Claire Burke @ Broomhill
Claire Burke
We have asked the artist to provide a statement about their work, an edited personal history, and a selection of exhibitions and commissions. The content here is entirely their words and selection. Works illustrated here have been chosen by the artist.
The works shown on this page are not necessarily on display at Broomhill.
The Artist Speaks
Claire's work has strong links with the ideas of Clement Greenberg, the philosophy of abstract expressionism being fundamental to her ideology. An unusual approach among young British artists today.
The luminous colours and mysterious rectangles create an aura of presence, deliberately still and quiet, a meditative play with space, tone, intensity and subtle hues.
The paint is painstakingly applied to the canvas, taking many weeks to produce as multiple layers of colour move towards a finished form.
'What one actually sees is full of spontaneity and developing movement that is almost musical and which also conveys a sense of the spaciousness of landscape.
Her latest work in particular seems to float free of the canvas.
'This is Art on which the eye dwells on long and lingeringly but which also gives food for thought.' • Dr Nick McAdoo (associate researcher in aesthetics, Open university)
Claire's work has been recognised by many prestigious galleries, critics and collectors worldwide, with exhibitions in the west end of London and America being highlights of this last year.
Claire's paintings have an introspective quality; textural surfaces are juxtaposed with smooth planes and grazes in the surfaces, creating a spatial ambiguity and dynamic reminiscent of abstract expressionism and the ideas of Clement Greenberg. The work evades categorisation here however since although the artist has a strong desire to control meaning, there is a deference to post structuralism and deconstruction in that the subject invites indeterminate interpretation.
There is an integrity within the mark making and a quality of line attained by a measured, controlled approach, marks are excavated from the existing paint surface rather than being superimposed upon it. An attention to the quality and detail of surface achieved by the repeated application and removal of many layers of paint results in much of the content of the work being the visible evidence of the process itself. The work 'becomes' which references itself, it opens and closes space.

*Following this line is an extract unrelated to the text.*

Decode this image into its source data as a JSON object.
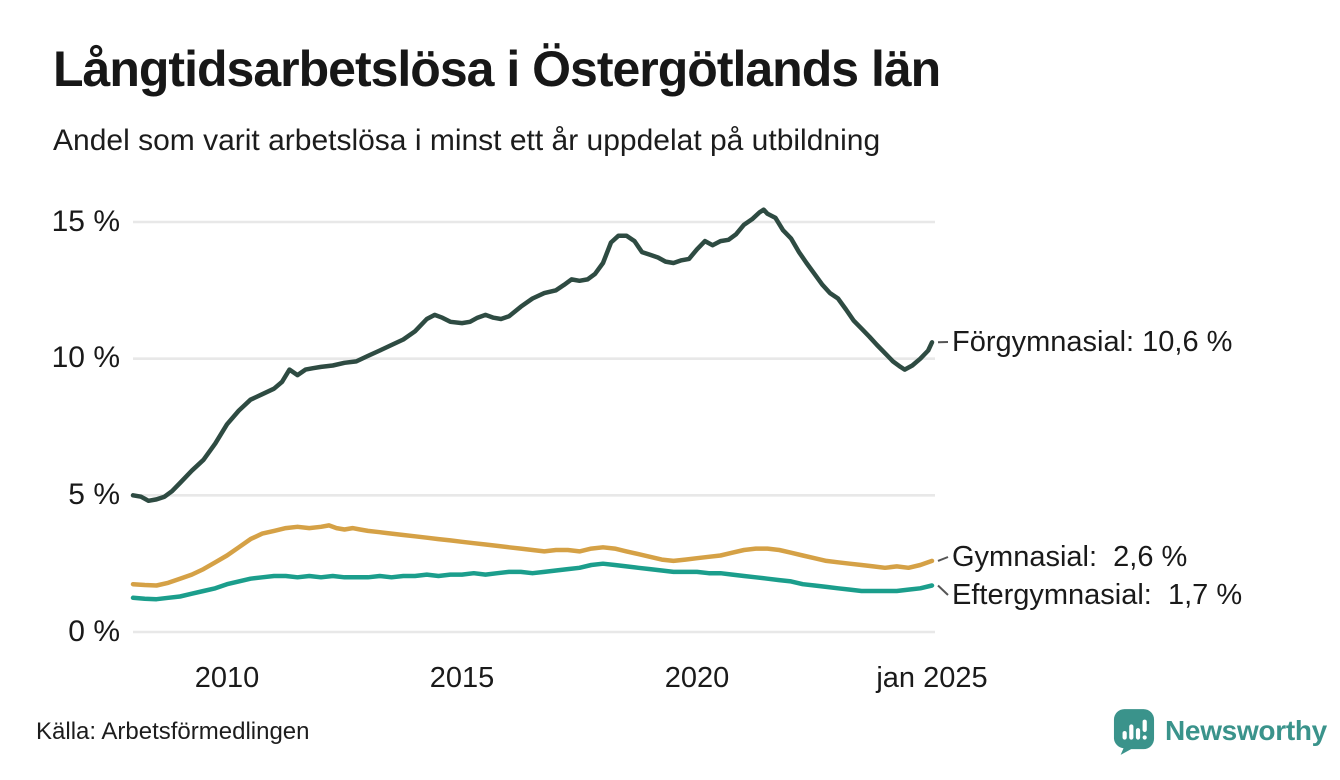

'Aesthetic value and meaning are no longer seen to be the products of the operations of a system, and have become fleeting and unstable phenomena, which can never be recaptured or even properly communicated. They must always be considered to be in the process of 'becoming', instead of being directed towards a prearranged goal.' • Stuart Sim
The square holds a mythical symbolism within the history of modern painting; it is also a rejection of the precise definition of the aesthetic as described by the Fibbonacci Series or the Golden Section. Each work deliberately relates mathematically to the square, informed by the work of Robert Ryman and Josef Albers among others - exploring the tensions created within via the demarcation of the space.
The artist aims further to constrain interpretation by maintaining a severely selective palette, essentially monochromatic and either positive or negative, colour is restricted to hues relating to the materials with which the work is constructed i.e. the wood and linen, the work again referencing itself. The intention is to control the potentially decorative, distracting aspect of colour, to emphasise the subject of the work.
A particular management of space, light, colour and texture within a rigid self-referential structure, in order to provoke a subtle resonance, eliciting an arresting, beatific but deliberately detached relationship with the viewer, unique to the work of this artist.
The sum of these factors is an underlying sense of internal space. The apparent certainty of the modernist imagery and precision of the picture planes create a relentless, repetitive architecture, undermined in an acutely reserved manner by the more organic surfaces and paint effects.
This becomes more apparent upon closer examination, conspiring to direct the audience towards a state of contemplation. An enigmatic sense of presence is evoked that gives rise to a meditative quality, a serenity and tranquillity, in dissonance with a sense of disturbance of the surface plane of the painting and the internal space of the viewer.
Jun 91 - Jan 05
Claire's work has traveled to New York for Art New York 2003 and received acclaim at Art 2003 and 2004 in London.
The artist curated an annual exhibition at The Gallery on Cork Street, W1.
Claire has also shown at The Newlyn Orion Gallery with Sandra Blow and Sir Terry Frost as an influential young Cornish artist and is an elected life member of Newlyn Art Society.
Claire has exhibited for CCA galleries, Thompson's Fine Art, Gallery One O Two, Gallery One, Thomas Coreman Fine Art, The Studio Gallery, Studio 3, Room and Art, Chosen Art, Numasters.com, The Hutson Gallery, The Queenstown Gallery, Lemon Street Gallery, Karen Taylor Fine Art, Will Ramsey and The Art Movement, Roman Black and MC Art.
Prints and reproductions are available from Indigo Art and Plinth.
She has been invited to participate in well over 200 group exhibitions and is to be found exhibiting in London on a regular basis.
Having graduated from St Martin's College of Art over a decade ago her work has reached over 15 countries worldwide and is in many private and public collections, she has attracted acclaim from British and international critics alike.